Monday, October 19, 2020

Companies looking for innovative ideas to improve their products have what amounts to a free and easy focus group right at their fingertips with consumer comment sections on e-commerce websites like Amazon.

Weiguo Fan, professor of business analytics at the University of Iowa’s Tippie College of Business, says comment sections are loaded with information companies can use to improve their products, with customers giving ideas on how they think the product can be more useful.

“Mining product innovation ideas allows a manufacturer to proactively review customer opinion and unlock insights about new functionality and features that the market expects, in order to gain a competitive advantage,” says Fan. “This type of information is particularly important for product functionality improvement and new feature development from a manufacturer’s perspective.”

Finding those nuggets of consumer wisdom can be a challenge, though. Few companies have the resources to sift through tens or hundreds of thousands of comments across dozens of e-commerce sites, only a small number of which offer any kind of information that could be used for product innovation.

But Fan says machine learning might be able to help. An algorithm can be designed that looks for words and phrases that offer innovative ideas. The more reviews the algorithm analyzes, the more it can generate semantic and contextual representations of words, learning as it goes and becoming increasingly accurate in identifying comments that offer innovative ideas.

To test the idea, Fan and Min Zhang, a University of Iowa graduate student in informatics, developed an algorithm using machine learning methods and then used it to analyze 10,000 randomly selected comments from Amazon.com. The comments had already been manually reviewed by the researchers, who highlighted 243 sentences that suggested innovative ideas. The algorithm flagged 91 percent of those sentences.

Some of the reviews were more helpful than others. “I wish this pen had night vision and motion detection” is not likely an innovative idea that many companies are going to act on.

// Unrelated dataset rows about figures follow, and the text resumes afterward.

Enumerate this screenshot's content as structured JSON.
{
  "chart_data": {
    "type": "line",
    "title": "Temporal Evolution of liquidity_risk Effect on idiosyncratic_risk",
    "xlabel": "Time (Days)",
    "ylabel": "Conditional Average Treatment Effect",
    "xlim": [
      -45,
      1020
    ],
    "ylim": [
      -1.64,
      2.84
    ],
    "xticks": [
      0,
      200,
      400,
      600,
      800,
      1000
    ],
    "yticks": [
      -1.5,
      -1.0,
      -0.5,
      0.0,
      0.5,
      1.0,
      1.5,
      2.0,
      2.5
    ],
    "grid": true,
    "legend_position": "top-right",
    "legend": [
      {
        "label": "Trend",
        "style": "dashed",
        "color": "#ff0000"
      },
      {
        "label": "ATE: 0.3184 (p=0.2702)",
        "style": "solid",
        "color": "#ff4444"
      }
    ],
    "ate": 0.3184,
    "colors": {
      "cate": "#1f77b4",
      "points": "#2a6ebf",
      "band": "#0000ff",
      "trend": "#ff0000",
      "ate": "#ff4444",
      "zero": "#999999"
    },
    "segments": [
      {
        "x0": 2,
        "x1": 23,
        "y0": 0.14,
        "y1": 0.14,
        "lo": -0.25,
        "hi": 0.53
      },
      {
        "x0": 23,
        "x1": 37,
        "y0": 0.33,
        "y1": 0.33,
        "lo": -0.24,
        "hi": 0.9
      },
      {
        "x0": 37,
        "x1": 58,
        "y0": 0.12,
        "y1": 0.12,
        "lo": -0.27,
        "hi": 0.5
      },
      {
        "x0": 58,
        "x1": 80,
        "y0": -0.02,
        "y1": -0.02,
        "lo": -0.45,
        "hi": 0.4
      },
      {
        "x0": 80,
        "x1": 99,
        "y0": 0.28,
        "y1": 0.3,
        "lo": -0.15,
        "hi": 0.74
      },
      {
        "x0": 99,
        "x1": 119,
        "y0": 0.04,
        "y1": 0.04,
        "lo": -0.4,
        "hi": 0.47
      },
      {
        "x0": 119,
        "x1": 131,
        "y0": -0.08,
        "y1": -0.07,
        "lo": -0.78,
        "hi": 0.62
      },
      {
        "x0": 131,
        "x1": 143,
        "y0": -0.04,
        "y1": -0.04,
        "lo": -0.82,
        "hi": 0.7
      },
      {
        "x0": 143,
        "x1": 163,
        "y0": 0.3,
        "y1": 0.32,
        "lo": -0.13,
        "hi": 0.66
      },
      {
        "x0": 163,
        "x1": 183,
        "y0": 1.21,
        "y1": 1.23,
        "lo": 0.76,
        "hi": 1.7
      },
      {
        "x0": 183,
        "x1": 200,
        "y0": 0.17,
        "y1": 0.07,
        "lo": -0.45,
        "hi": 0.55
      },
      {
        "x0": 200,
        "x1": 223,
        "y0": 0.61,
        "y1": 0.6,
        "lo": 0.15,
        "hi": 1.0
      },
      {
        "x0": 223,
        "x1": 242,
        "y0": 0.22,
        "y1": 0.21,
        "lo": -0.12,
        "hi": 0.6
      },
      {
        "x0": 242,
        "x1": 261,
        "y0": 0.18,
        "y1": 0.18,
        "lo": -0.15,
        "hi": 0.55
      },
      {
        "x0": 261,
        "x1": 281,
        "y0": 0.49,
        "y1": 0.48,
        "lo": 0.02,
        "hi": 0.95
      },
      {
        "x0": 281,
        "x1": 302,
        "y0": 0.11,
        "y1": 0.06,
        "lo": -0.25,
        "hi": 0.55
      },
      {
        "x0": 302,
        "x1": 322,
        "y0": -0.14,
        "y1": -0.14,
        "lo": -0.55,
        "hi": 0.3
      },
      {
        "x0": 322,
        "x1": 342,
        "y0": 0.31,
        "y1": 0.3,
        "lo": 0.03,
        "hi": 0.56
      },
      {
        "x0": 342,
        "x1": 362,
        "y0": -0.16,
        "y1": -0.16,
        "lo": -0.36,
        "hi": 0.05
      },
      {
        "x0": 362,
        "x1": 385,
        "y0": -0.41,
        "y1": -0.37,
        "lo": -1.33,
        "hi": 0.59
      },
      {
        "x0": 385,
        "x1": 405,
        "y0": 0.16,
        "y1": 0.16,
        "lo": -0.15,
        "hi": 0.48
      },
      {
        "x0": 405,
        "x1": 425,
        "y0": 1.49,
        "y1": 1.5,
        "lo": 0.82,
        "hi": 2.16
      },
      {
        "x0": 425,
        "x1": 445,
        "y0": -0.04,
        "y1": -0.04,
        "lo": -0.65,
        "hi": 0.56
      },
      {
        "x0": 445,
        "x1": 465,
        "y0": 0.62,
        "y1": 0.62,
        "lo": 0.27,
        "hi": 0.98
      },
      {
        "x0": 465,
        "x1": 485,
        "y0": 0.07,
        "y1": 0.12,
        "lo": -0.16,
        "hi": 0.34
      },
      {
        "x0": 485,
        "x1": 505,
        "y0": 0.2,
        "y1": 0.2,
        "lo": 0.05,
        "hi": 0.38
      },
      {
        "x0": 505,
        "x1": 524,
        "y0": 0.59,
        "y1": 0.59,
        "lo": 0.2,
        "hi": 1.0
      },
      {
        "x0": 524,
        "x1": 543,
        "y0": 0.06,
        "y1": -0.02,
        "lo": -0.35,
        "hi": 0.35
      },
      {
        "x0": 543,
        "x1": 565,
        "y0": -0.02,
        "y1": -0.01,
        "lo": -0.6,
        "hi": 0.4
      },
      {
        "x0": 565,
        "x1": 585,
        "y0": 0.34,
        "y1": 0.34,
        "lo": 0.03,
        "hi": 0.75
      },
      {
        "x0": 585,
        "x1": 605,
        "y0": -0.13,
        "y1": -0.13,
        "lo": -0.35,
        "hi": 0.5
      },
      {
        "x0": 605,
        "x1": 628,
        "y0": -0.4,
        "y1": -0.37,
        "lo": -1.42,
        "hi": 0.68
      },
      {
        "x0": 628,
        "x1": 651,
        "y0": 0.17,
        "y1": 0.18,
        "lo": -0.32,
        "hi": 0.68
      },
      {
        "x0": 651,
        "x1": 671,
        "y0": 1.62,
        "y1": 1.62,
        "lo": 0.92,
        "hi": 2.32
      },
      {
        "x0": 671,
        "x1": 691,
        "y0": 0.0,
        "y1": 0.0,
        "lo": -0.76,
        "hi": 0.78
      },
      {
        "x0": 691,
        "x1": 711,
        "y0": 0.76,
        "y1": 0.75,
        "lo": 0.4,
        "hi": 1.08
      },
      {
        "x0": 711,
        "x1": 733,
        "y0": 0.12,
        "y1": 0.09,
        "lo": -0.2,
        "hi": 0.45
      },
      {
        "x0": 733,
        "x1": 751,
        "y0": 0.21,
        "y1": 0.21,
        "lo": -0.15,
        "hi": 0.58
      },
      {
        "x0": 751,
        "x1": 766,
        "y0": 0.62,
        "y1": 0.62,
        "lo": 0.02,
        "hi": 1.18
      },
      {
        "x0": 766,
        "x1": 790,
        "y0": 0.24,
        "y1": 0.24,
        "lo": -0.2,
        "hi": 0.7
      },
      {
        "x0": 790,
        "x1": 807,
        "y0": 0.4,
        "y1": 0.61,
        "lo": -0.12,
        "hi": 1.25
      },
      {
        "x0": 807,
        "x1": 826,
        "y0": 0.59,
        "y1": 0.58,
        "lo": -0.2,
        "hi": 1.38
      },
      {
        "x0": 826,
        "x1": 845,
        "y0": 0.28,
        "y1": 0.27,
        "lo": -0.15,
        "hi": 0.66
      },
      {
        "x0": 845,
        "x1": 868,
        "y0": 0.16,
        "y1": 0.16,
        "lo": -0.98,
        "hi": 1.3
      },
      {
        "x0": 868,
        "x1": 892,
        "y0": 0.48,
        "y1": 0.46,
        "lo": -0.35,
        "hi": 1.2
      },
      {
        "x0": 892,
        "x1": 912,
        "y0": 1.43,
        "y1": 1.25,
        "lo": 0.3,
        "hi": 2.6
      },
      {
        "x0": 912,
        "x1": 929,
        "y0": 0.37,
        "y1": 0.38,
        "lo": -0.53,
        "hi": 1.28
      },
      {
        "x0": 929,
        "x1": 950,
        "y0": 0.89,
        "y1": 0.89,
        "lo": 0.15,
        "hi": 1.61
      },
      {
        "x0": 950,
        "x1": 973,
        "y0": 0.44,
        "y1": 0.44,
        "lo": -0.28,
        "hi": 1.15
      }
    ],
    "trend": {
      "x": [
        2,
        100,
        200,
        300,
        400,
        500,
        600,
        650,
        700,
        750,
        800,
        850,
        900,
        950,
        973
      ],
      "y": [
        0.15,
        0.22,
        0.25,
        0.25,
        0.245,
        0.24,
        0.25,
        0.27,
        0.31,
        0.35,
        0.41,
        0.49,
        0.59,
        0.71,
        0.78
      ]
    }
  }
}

But another comment suggesting that a child’s toy be made wider so it’s more stable for toddlers is something the company might be able to use.

Fan says the study shows that using machine learning to analyze online reviews is an effective and inexpensive tool to improve existing products and develop those that are new and innovative.

Fan’s and Zhang’s study, “Mining Product Innovation Ideas from Online Reviews,” will be published in a forthcoming issue of the Journal Information Processing and Management. It was co-authored by Brandon Fan of the University of Michigan, Ning Zhang of Qingdao University in China, and Wenjun Wang of the University of Arkansas.